Our internal teams trained extensively on risk reduction—both to ensure that every employee gets home safe, and to supply clean, compliant acids for even the strictest pharmaceutical syntheses. Wastewater from acid production receives multi-stage treatment long before it leaves the site. These investments pay back not through advertising, but through the loyalty of clients who prioritize sustainability in their own procurement.
Transparency means openly sharing lifecycle data with end-users so they can certify their own supply chains. We view this as a responsibility, not a burden, and invite feedback for continuous improvement.
No process remains flawless forever. The best customers are those who bring problems directly to us—whether a shift in solubility, a faint coloration on arrival, or unexpected reactivity. Open lines of communication mean these issues become case studies for future improvements, not points of conflict.
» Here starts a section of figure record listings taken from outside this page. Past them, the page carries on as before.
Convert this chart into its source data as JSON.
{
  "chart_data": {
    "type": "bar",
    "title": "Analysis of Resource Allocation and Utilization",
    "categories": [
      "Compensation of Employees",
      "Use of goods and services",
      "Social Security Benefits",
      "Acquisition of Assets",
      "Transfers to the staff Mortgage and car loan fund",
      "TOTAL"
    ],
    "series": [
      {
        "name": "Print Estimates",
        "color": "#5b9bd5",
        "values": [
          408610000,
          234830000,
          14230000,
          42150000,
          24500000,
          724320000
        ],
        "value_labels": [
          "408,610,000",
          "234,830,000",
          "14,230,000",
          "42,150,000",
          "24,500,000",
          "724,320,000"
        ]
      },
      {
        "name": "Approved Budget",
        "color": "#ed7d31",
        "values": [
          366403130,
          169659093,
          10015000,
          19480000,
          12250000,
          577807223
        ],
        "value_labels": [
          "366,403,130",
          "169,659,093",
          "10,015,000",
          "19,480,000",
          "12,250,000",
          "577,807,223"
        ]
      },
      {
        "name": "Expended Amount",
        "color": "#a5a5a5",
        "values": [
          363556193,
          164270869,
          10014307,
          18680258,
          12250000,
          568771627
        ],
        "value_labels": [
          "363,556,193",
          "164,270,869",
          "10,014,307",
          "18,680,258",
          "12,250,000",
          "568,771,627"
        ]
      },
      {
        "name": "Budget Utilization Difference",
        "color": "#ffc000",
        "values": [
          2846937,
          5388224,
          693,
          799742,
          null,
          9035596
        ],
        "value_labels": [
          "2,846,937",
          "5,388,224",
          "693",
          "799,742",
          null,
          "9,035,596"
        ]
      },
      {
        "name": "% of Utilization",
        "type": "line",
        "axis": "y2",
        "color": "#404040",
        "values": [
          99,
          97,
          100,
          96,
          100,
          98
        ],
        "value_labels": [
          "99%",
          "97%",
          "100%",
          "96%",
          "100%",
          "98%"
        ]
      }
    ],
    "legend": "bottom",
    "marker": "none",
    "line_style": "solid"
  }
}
A few years ago, a partner in Eastern Europe encountered a shift in HPLC trace which risked derailing a validation campaign. By bringing the concern to us immediately, and sharing details, we jointly traced the source to a rare polymorphic form resulting from shipping temperature spikes. By tracing the transport conditions, implementing stricter packing protocols, and running demonstration production at multiple set-points, we fixed the issue at the root, safeguarding subsequent batches.
This iterative approach—treating every customer question as a catalyst for better manufacturing—has pushed us closer to six-sigma quality standards with each passing year.
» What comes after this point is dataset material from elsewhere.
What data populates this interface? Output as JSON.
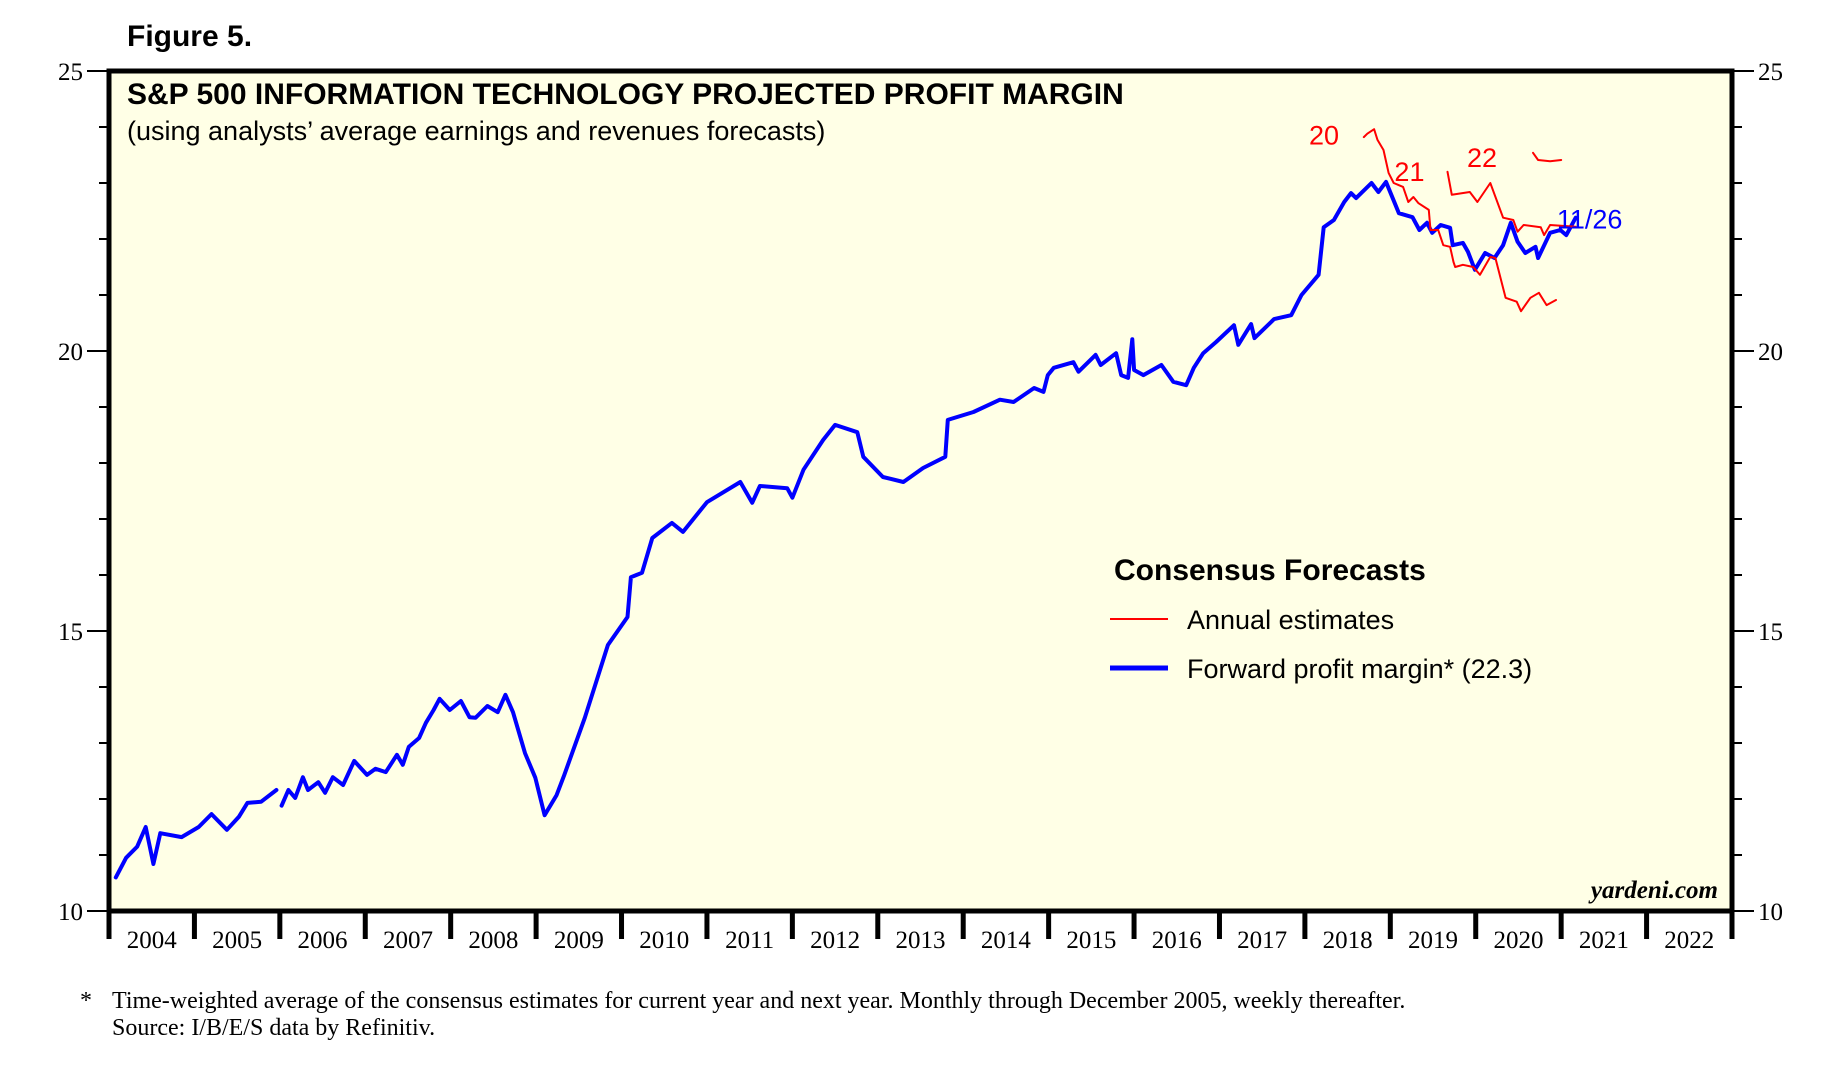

We understand that a bottle of chemical is only part of the story. Researchers want to see every analytical record, anticipate side reactions, and avoid pitfalls that undermine costly synthetic runs. Beyond COAs and SDSs, we publish spectral data archives, detailed process narratives, and offer expert consultation. Graduate students and principal investigators alike have used our records to troubleshoot syntheses or justify additional funding.
By maintaining a technical support desk staffed not by salespeople but by bench chemists, we bridge the divide between factory and laboratory. Time and again, feedback tells us how important real access to product background can be. Laboratories tackling new reaction classes or unfamiliar purification techniques rely on our archives and real-world case histories to accelerate progress.
Our philosophy means treating every inquiry—even those from first-time, small batch users—with the same priority as million-euro recurring orders. Good chemistry starts with trusted information.
2-hydroxy-6-methylpyridine-3-carboxylic acid, as a specialty pyridine derivative, exemplifies the value of methodical process control and deep chemical insight. By focusing on reproducible purity and proactive support, we help innovators focus on discovery and scale-up, not on fighting unexpected contaminants or bottlenecks. As the markets we serve demand faster development cycles and stricter compliance, we invest in continual plant upgrades, staff training, and supply chain transparency.
Our experience shows that every detail—from raw material selection to spectroscopic final checks—feeds into a legacy of reliability and trust. Whether supporting next-generation pharmaceutical projects, catalysis breakthroughs, or advanced materials, we aim to offer more than just a product; we provide partnership grounded in the relentless pursuit of better chemistry.
2-hydroxy-6-methylpyridine-3-carboxylic acid remains a staple in the chemist’s toolkit, and through our ongoing collaboration with the world’s best researchers, we ensure its continued evolution in line with scientific progress.